Webinar and meetings

Webinar and Public Programmes

Post COVID crisis, the online virtual space played a crucial role in not only helping us connect and collaborate on many initiatives but also opened up ways in which to continue our public outreach. During the unfortunate time of the pandemic, we organized a few webinars and the members of the collective have participated in many webinars as well. Some of these are listed below.

Reinventing a people’s jurisprudence: webinar in the memory of justice suresh

Justice Suresh, a respected former High Court Justice and committed human rights activist was the President of SIEDS till he passed away in June 2020. To honour his memory SIEDS, in collaboration with SICHREM, KKNSS, Women’s Voice, Alternative Law Forum and PUCL Karnataka, organised a webinar on July 11, 2020 that sought to recall Justice Suresh’s immense contribution to evolving a people’s jurisprudence through the innumerable people’s and human rights tribunals he was central to.

The speakers included committed activists and lawyers Teesta Setelvaad, Babloo Loitongbam, Jesu Ratnam, Dr Saumya Uma, and Arvind Narrain.

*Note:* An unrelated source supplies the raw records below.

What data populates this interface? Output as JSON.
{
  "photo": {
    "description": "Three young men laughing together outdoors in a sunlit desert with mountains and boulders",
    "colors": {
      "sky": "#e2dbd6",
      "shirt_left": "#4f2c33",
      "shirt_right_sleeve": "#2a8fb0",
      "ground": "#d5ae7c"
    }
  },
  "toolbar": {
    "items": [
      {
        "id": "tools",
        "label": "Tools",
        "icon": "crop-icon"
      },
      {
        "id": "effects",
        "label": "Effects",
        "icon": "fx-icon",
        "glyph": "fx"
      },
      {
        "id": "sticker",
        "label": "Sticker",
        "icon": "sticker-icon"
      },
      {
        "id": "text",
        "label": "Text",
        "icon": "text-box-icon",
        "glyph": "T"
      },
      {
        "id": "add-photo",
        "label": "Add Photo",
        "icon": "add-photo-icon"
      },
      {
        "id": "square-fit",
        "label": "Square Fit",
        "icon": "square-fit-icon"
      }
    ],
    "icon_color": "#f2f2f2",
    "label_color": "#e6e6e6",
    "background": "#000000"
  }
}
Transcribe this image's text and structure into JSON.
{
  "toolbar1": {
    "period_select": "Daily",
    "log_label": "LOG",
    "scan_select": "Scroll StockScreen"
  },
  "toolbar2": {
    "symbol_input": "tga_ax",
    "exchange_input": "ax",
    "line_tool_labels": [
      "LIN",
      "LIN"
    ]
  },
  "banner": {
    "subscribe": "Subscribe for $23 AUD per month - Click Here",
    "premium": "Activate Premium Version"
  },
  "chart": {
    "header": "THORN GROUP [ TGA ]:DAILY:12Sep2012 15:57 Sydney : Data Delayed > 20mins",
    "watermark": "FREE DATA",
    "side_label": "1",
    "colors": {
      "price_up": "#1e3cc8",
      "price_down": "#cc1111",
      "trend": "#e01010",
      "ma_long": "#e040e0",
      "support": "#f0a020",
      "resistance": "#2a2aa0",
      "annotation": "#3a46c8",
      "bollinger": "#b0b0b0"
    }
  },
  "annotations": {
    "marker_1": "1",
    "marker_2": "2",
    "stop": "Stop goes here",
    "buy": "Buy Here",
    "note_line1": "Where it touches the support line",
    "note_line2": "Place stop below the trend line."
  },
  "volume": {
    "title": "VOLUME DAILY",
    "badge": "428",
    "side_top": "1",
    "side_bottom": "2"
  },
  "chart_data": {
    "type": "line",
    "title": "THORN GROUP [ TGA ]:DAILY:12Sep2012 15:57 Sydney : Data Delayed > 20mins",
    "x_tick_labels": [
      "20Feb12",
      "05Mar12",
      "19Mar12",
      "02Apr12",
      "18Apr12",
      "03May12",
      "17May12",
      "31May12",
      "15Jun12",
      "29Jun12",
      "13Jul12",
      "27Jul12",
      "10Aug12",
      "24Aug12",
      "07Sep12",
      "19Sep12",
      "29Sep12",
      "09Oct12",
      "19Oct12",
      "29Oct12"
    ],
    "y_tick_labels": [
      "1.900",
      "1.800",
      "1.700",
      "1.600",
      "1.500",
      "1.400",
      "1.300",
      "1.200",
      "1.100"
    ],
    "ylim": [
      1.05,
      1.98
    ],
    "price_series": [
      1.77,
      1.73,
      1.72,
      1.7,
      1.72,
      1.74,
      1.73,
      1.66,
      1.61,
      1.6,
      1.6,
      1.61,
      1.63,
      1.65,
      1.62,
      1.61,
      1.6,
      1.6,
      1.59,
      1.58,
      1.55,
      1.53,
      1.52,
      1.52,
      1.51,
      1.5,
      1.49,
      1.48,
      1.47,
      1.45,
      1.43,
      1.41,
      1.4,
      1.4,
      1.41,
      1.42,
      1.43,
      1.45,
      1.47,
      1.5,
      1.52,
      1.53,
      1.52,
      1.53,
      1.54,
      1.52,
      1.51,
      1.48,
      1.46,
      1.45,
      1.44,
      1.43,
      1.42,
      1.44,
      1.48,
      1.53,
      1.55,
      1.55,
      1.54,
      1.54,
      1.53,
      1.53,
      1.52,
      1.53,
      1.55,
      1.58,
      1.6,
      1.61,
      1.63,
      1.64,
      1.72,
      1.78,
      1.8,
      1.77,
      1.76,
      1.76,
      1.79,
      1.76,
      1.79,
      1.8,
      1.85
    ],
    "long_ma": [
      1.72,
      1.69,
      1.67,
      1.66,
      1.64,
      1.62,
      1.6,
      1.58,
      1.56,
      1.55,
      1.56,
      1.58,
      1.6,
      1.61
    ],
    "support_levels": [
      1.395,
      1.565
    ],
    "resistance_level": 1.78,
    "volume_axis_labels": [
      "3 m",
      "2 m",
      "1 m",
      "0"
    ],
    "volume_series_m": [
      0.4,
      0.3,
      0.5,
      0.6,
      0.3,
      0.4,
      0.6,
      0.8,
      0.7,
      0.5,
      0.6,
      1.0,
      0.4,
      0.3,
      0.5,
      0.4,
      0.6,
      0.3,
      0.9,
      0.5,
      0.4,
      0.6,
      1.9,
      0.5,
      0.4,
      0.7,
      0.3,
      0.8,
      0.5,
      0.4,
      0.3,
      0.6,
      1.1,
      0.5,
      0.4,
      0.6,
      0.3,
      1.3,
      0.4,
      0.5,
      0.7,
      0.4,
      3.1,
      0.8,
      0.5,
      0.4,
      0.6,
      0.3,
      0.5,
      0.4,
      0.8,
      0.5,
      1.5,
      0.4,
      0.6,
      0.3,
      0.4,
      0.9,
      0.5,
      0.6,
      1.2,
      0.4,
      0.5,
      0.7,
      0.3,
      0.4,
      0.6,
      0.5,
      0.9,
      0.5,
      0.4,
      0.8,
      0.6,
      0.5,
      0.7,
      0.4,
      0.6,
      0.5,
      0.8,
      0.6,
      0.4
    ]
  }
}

A Public webinar - on violence against women

Violence on women as we all know is indeed a socially accepted, routinised, normalized invisible pandemic which we must constantly make public by raising our voices and saying ‘No’ to it; by demanding both societal and institutional responsibility. This need became more urgent in the context of women becoming veritable prisoners in their own homes in the time of the pandemic. In an attempt to listen to and empathise with the women, and to find concrete alternative institutional support mechanisms SIEDS through Gamana Mahila Samuha in collaboration with PUCL Karnataka and ALF organised a Public Tribunal/Hearing on Violence against Women in the time of COVID-19 on August 1, 2020.

Remembering our salma

Salma, a founder of Sadhana Mahila Sangha, a collective of sex workers and also a dear colleague in SIEDS passed away unexpectedly in July 2021. She was working on an initiative to generate livelihoods for older sex workers who wanted to opt out of sex work or transit out of it. A memorial to honour and remember her enormous contribution to not only the sex workers movement but the women’s and human rights movement was organised by several city based organisations and activists that was also broadcast on facebook live.

Negotiating the Quicksands of Gender
Towards More Inclusive Families and Communities

How do women “go missing” not just from police records but from our collective narratives?
Can the idea of “family” as we know it hold space for women’s autonomy and independence?
What happens when a town or locality is marked a “crime hub” and young men and women  begin to be marked by it too?
Can masculinities also marked by the spaces they are embedded in, soften, shift, include?

For over four decades, Gamana Women’s Collective, in partnership with Society for Informal Education and Development Studies (SIEDS), has been part of the feminist struggle for justice — not only responding to gender-based violence but also unravelling the structural forces that sustain it.

 A few years ago, in collaboration with the Centre for Budget and Policy Studies (CBPS), and in partnership with several local organisations and institutions we undertook two action-research studies in Kolar and Anekal — two rapidly transforming geographies on the peripheries of Bengaluru.

In Kolar, the study focused on the issue of women who were marked as “missing” from their families according to police records. It was largely presumed that these women had been trafficked into Bengaluru for sex work. In the context of a district that has rapidly transformed from a semi-urban/rural centre supplying agricultural produce to Bengaluru into an independent industrial hub the research reveals what drove the women away from their families and what brought them back. It’s a tale not just of subordination but also of autonomy, and the invisible and institutional forces at play in a rapidly evolving landscape.

In Anekal, a town now stigmatized as a “crime town,” we used the lens of masculinity to understand the contemporary nature of crime and its impact on young men, gender relations, and changing caste/religious identities. This town, which has been at the epicentre of successive waves of industrialization, development, and urbanization since the 1970s, presents a unique case of how crime and masculinity intersect. Through conversations with a diverse community of youth, women, and men, the study offers insights into how an inclusive space could possibly nurture less destructive, more fluid notions of masculinity, challenging dominant narratives about legality, gender, and morality.

These studies are not “reports” in the conventional sense. Nor are they unique. They are mirrors, maps, and memory-holders that ask us to reflect on the evolving nature of gender, autonomy and belonging in everyday life. From women marked “missing” to young men navigating criminalized masculinities, the stories emerging from Kolar and Anekal compel us to engage with uncomfortable truths about independence, crime, punishment, justice, shame, caste, identity, politics and community.